Tag Archives: pain

Finding Balance – Pleasure & Pain

11th Screen | The Interactive Out-of-Home Blog

As marketers and communicators, I think balance is key to so many things we do. I’m going to explore some of those things here. My first post was around the balance between sales & relationships (marketing & communication).

One of the most common challenges I’m faced with is around the idea of relieving a pain vs. providing a pleasure. In the client’s eye, one or the other is usually the key thing that keeps them up at night.

How am I going to get this story out fast enough? How am I going to engage if someone responds a certain way on our wall? How can I keep up with the evolving times if I can’t hire or reallocate staff? These are pain-related and typically, if you can answer the how, then demonstrate the ability to execute against it, you’ll get (or keep) the job.

On the other hand…

What do I need to do with this major sponsorship? What will position us in an innovative light? What can we do to make a big splash launching a product? These are pleasure-related and typically, the biggest, best, or first idea of its kind will get you the job.

The two have very different objectives, budgets, and ways of thinking against them. But they’re linked, nonetheless.

One challenge is that relieving the pain has a tendency to be less glamourous than providing the pleasure. Solving an organizational challenge might go unseen whereas a new, multi-channel campaign has the ability to garner industry-wide recognition. Both can be equally game-changing, though.

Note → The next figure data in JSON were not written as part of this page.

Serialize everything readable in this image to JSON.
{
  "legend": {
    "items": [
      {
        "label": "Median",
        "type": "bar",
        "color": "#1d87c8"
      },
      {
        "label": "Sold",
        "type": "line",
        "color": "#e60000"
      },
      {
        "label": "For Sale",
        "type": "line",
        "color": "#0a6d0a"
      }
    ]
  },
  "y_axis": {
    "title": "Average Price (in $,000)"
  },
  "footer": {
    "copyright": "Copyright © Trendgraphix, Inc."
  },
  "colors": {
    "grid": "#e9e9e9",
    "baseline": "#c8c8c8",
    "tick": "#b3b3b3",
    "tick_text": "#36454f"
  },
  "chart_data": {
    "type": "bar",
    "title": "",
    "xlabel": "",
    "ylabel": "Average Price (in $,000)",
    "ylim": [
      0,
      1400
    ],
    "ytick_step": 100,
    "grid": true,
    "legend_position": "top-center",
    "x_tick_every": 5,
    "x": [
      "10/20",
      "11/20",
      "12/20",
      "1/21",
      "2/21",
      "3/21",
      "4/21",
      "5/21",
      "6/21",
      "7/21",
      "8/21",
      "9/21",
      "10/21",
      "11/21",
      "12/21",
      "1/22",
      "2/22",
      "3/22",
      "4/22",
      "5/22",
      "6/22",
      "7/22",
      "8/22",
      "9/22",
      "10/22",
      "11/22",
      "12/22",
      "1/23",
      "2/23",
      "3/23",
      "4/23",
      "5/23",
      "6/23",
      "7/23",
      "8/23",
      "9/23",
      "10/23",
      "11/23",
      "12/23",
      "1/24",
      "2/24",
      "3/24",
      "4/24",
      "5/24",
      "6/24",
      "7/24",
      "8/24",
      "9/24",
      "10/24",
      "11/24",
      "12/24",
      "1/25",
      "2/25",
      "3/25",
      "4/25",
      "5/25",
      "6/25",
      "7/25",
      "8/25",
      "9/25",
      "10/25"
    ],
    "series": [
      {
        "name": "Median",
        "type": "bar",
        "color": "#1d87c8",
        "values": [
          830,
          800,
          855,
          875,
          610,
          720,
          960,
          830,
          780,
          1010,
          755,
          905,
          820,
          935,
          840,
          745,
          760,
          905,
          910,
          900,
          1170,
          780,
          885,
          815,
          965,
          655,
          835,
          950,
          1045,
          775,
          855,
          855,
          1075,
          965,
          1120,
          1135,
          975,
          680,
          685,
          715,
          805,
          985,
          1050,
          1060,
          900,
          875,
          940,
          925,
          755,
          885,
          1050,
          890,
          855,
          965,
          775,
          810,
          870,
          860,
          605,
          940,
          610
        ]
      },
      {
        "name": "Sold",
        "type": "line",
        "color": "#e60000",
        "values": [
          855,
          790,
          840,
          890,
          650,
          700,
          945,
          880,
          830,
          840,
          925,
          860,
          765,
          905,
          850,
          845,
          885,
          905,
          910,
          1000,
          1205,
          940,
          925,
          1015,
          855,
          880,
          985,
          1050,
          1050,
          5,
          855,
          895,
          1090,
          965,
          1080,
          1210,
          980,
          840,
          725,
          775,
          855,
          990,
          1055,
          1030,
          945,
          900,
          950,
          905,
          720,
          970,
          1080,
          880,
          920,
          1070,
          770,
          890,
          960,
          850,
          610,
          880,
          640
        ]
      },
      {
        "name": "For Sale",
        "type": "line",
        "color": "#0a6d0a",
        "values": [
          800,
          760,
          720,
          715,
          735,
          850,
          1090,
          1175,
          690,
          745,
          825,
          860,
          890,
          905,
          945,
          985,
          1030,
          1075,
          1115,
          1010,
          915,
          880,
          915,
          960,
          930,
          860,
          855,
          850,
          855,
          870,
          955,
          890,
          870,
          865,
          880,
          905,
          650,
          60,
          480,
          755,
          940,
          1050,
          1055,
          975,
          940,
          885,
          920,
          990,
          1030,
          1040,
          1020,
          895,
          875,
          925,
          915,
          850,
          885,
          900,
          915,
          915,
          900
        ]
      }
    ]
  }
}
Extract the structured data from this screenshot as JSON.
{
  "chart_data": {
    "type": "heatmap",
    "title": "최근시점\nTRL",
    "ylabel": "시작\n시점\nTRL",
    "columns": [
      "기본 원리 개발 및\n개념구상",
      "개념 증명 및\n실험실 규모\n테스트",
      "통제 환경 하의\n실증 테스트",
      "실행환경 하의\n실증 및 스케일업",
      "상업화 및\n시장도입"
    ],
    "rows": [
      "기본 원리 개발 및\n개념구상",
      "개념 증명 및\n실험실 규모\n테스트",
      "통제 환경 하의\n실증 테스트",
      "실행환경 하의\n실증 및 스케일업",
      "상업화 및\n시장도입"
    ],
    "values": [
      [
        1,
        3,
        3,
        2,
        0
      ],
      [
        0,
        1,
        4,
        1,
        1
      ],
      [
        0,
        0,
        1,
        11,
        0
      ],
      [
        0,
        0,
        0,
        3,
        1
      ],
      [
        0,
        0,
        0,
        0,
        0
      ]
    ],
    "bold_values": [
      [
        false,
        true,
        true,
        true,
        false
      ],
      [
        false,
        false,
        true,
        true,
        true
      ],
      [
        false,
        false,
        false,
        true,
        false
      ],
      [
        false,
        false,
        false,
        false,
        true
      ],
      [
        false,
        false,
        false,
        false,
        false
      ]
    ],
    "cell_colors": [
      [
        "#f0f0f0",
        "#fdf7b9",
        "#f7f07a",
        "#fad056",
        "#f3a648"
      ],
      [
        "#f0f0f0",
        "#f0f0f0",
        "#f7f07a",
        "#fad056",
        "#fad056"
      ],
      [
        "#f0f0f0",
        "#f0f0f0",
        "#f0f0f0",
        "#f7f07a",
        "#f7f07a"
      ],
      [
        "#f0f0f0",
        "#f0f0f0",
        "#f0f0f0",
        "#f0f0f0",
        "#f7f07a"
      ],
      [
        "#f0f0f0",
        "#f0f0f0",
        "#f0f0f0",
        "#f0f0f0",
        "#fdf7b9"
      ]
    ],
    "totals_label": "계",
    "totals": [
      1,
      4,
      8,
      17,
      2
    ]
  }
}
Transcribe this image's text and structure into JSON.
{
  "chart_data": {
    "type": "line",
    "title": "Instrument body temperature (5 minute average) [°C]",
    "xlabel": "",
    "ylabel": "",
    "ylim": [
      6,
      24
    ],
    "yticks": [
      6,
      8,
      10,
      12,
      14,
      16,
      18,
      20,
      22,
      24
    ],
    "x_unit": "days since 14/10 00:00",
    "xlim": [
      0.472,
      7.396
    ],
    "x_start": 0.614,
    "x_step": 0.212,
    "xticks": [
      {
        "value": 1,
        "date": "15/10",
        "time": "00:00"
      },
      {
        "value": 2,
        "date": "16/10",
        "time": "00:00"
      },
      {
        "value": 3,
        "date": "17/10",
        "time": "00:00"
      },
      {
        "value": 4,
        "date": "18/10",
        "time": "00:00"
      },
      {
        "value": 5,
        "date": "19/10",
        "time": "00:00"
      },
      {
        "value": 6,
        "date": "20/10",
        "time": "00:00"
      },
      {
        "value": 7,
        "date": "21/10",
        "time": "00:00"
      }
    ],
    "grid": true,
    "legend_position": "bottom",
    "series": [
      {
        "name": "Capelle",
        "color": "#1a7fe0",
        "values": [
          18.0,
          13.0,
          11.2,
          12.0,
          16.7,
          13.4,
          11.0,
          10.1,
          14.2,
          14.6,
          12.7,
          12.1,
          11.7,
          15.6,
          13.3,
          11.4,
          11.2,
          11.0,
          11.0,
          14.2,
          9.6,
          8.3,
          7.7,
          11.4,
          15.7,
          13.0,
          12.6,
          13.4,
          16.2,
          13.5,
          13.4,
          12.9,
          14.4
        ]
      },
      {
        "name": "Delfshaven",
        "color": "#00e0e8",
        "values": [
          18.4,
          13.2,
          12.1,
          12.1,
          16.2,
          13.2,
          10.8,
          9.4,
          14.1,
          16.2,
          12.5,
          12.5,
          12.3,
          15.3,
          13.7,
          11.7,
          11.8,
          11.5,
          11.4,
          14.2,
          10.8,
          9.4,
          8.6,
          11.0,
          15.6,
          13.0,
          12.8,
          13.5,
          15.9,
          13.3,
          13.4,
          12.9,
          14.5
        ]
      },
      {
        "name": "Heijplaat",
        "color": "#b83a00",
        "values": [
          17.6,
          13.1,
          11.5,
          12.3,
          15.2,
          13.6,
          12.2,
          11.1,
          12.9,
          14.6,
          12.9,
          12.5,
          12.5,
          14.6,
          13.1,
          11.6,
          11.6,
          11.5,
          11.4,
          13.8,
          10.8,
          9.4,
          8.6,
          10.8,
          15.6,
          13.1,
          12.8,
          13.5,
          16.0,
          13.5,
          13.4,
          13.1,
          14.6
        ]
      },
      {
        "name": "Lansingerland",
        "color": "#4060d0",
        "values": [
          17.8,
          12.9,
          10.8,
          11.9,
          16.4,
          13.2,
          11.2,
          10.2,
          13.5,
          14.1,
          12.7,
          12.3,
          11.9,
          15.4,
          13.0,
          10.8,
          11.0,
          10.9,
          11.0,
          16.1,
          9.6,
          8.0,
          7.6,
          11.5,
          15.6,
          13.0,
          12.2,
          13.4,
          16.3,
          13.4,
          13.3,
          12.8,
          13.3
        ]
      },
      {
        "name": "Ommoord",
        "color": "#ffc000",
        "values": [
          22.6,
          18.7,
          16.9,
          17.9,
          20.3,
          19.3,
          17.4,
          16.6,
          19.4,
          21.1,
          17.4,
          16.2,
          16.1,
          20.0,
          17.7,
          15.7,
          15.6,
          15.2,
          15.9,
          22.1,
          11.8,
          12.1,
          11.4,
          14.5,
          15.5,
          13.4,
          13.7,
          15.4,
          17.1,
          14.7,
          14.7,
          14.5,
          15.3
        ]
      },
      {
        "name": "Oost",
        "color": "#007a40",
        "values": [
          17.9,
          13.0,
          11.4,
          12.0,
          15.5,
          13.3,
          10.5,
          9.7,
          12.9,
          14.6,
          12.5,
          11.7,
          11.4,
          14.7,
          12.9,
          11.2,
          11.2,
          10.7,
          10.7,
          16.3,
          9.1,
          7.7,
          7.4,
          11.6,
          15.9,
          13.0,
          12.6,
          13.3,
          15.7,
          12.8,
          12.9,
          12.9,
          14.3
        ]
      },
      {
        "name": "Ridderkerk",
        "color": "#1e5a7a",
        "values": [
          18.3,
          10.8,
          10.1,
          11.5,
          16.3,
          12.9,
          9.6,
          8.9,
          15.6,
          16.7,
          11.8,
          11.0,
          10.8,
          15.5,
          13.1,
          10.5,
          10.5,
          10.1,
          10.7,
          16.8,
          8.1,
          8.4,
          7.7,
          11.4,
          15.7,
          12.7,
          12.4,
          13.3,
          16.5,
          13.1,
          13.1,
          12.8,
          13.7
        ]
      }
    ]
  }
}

That organizational change could put them in a position to create quicker, better, and more efficiently. That, in turn, could enable more thinking about pleasure in the future vs. pain. This balance and challenge will never go away. Once you solve or create one thing, another one pops up.

Regardless, clients appreciate and like creative thinking, despite what they’re feeling at that moment in time. So, even when relieving pleasure, don’t let creative thinking, expression, and capability get left behind. And when providing a pleasure, don’t ignore the strain it could have on the organization.

Know that the two are linked and do whatever you can to demonstrate the ability and knowledge that you can do both. If, in fact, you can. And if not, learn.

Because, truthfully, that’s what’s really going to get and keep you the job.